Printer friendly version: http://www.calstatela.edu/academic/english/comp/EngagingTexts.pdf

We spend a lot of time in the English Department thinking about texts, whether they are in the form of a physical book written by a famous writer or in the form of the world as a text. We teach texts and produce texts. We require students to read texts and we hope that they will produce texts of their own. Given our passion for texts, is it any wonder that our composition courses focus on helping students engage with texts. In fact, our recent revision of the ENGL 096 scoring guide associates strong writing with meaningful and appropriate “engagement” with texts and adequate or inadequate writing with routine or minimal “response” to texts. But what exactly is the nature of that engagement? What are we asking students to do?

At least part of what we expect students to do is very mechanical. Quotation, paraphrase, and summary, the differences between them and their appropriate uses often occupy parts of several class meetings and feature prominently on learning objectives for first-year writing courses. Then there is the arcane and seemingly impenetrable world of citation and proper bibliographic format. MLA, APA, Chicago, ACS, CBE, ASCE, IEEE, AIM, AIP and other equally mysterious conventions probably strike students as cruel and perverse. Certainly some part, perhaps an inordinate part, of what we expect students to do with texts is mere machinery.

We also expect students to be capable information gatherers. Texts represent repositories of information, data that students hopefully transform into knowledge. But as students become more experienced readers and writers, they hopefully become more analytical and critical as both readers and writers. Texts that stood before as irreproachable in their authority might be subjected to increasing skepticism when viewed against a background of contradictory texts, conflicting perspectives and controversy over what counts as “fact.” Once the bulwark of unthinking deference has been breached, texts become less and less pronouncements from on high and more and more lived rhetorical documents governed by the very real human concerns of purpose, audience and conventions. It is finally at this stage that we encounter something that looks familiar to experienced readers and writers.

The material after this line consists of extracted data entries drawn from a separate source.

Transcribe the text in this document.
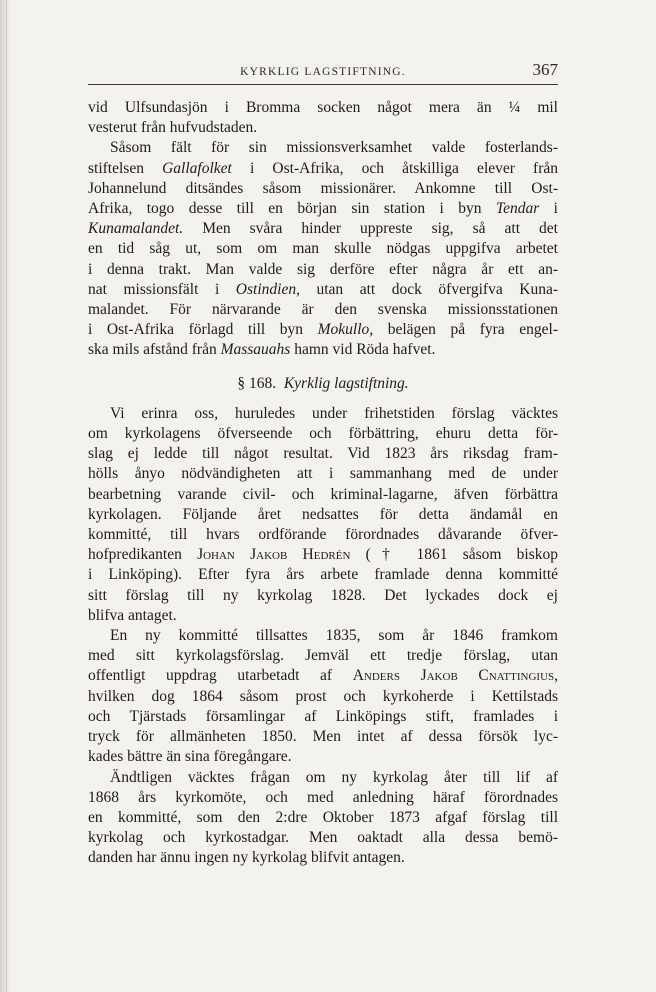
KYRKLIG LAGSTIFTNING.	367
vid Ulfsundasjön i Bromma socken något mera än ¼ mil
vesterut från hufvudstaden.
Såsom fält för sin missionsverksamhet valde fosterlands-
stiftelsen Gallafolket i Ost-Afrika, och åtskilliga elever från
Johannelund ditsändes såsom missionärer. Ankomne till Ost-
Afrika, togo desse till en början sin station i byn Tendar i
Kunamalandet. Men svåra hinder uppreste sig, så att det
en tid såg ut, som om man skulle nödgas uppgifva arbetet
i denna trakt. Man valde sig derföre efter några år ett an-
nat missionsfält i Ostindien, utan att dock öfvergifva Kuna-
malandet. För närvarande är den svenska missionsstationen
i Ost-Afrika förlagd till byn Mokullo, belägen på fyra engel-
ska mils afstånd från Massauahs hamn vid Röda hafvet.
§ 168. Kyrklig lagstiftning.
Vi erinra oss, huruledes under frihetstiden förslag väcktes
om kyrkolagens öfverseende och förbättring, ehuru detta för-
slag ej ledde till något resultat. Vid 1823 års riksdag fram-
hölls ånyo nödvändigheten att i sammanhang med de under
bearbetning varande civil- och kriminal-lagarne, äfven förbättra
kyrkolagen. Följande året nedsattes för detta ändamål en
kommitté, till hvars ordförande förordnades dåvarande öfver-
hofpredikanten Johan Jakob Hedrén († 1861 såsom biskop
i Linköping). Efter fyra års arbete framlade denna kommitté
sitt förslag till ny kyrkolag 1828. Det lyckades dock ej
blifva antaget.
En ny kommitté tillsattes 1835, som år 1846 framkom
med sitt kyrkolagsförslag. Jemväl ett tredje förslag, utan
offentligt uppdrag utarbetadt af Anders Jakob Cnattingius,
hvilken dog 1864 såsom prost och kyrkoherde i Kettilstads
och Tjärstads församlingar af Linköpings stift, framlades i
tryck för allmänheten 1850. Men intet af dessa försök lyc-
kades bättre än sina föregångare.
Ändtligen väcktes frågan om ny kyrkolag åter till lif af
1868 års kyrkomöte, och med anledning häraf förordnades
en kommitté, som den 2:dre Oktober 1873 afgaf förslag till
kyrkolag och kyrkostadgar. Men oaktadt alla dessa bemö-
danden har ännu ingen ny kyrkolag blifvit antagen.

Rather than asking what we expect students to do with texts, perhaps we should have started by asking what we do with texts, or even more simply, why we read. Readers might respond that they read because they want to know, learn, feel, experience. “There is no frigate like a book,” according to Emily Dickenson. Perhaps the pleasure we derive from reading comes from the raising and satisfying of this curiosity that appears at the center of our reading experience. Reading, as Peter Brooks notes, might be tied up with desire, a kind of “epistemophilia” that motivates us to become involved and invested in the text.

Curiosity it seems is at the center of our reading experience. Without curiosity and the pleasure that goes with it, students will struggle to move from passively “responding” to texts to actively “engaging,” becoming entangled in and grappling with texts. Active reading strategies can help students enter into a conversation with the text. We can also help by modeling the kinds of conversations we have with texts, and by facilitating the kinds of conversations we want to have about texts. Most important though might be helping students recognize their own curiosity and the pleasures of asking the right question.

Encouraging Active Reading and Inquiry


  • Before beginning a new reading, especially one in a new genre, it is important to create the context for the reading. Why are students being asked to read this text? What kinds of questions might they have? What might prove difficult to them?
  • Encourage students to read actively, making notes and carrying on a conversation with the text.
  • Encourage students to record their initial impressions and questions immediately after reading. What were they thinking about at the end? What did they find satisfying? What did they find unsatisfying? What questions do they still have?
  • Encourage students to relate the “knowledge” of the text to what they already know. What did they read that was new? What was surprising? How has the “knowledge” of the text altered their thinking?
  • Encourage (or require) students to prepare “authentic” questions for sharing with the class. An “authentic” question is the student’s own question—one is which he or she is invested and to which he or she is likely to persist in seeking answers.